Property Tax Revenue Grows Nearly Four Percent

NAHB analysis of the Census Bureau’s quarterly tax data shows that $519 billion in taxes were paid by property owners over the four quarters ending in Q3 2015. This represents a $19 billion—or 3.9%—increase over the previous trailing four quarters, the largest annual increase since early 2010.

Property taxes accounted for 39.1% the largest share, of state and local tax receipts among major sources over the past four quarters, followed by individual income taxes (28.8%), sales taxes (27.8%), and corporate taxes (4.4%).

property tax pie chart

Gains for state and local non-property tax collections have outpaced increases in property tax receipts in recent years as the underlying sources of tax revenue—most notably, income—have continued to rebound from recession lows.  As the growth of the more-volatile non-property tax receipts has accelerated, the ratio of property tax revenue to total tax revenue from the four aforementioned sources has fallen from a high of 44.9% to 39.1% in roughly six years.  While down nearly five percentage points since 2010, the current share is still higher than the pre-housing boom average of 37%.

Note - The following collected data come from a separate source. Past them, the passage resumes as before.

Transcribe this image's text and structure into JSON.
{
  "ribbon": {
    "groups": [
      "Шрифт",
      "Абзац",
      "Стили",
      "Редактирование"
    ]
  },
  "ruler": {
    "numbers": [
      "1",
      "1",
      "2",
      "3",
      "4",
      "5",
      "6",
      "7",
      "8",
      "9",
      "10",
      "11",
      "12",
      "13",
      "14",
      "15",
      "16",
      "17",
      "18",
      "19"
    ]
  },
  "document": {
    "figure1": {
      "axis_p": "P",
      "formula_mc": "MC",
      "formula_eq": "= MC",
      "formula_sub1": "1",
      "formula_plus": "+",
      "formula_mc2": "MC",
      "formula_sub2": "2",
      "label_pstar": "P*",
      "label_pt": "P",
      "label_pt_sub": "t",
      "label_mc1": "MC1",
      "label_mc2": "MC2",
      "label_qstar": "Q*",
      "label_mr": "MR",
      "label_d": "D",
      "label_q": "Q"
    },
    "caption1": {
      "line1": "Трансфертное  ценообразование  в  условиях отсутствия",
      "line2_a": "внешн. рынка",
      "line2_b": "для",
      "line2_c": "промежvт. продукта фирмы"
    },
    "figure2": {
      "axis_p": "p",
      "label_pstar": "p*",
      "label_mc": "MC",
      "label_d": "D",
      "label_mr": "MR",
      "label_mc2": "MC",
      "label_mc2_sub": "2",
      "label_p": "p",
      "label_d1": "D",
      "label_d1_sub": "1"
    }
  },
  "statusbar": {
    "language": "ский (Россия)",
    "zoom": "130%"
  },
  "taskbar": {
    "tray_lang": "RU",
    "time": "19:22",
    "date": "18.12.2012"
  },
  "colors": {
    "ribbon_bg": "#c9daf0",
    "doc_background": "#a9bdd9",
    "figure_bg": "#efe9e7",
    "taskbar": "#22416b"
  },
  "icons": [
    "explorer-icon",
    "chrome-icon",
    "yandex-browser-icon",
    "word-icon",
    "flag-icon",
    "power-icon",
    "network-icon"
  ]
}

The share of property tax receipts among the four major tax revenue sources naturally changes with fluctuations in non-property tax collections. Non-property tax receipts including individual income, corporate income, and sales tax revenues, by nature, are much more sensitive to fluctuations in the business cycle and the accompanying changes in consumer spending (affecting sales tax revenues) and job availability (affecting aggregate income).  In contrast, property tax collections have proven relatively stable, reflecting not only the smoothing effects of lagging assessments and annual adjustments, but also of the long-run stability of tangible property values.

property tax line graph

 

Data footnote: Census data for property tax collections include taxes paid for all real estate assets (as well as personal property), including owner-occupied homes, rental housing, commercial real estate, and agriculture. Owner-occupied and rental housing units combine to make housing’s share the largest among these subgroups.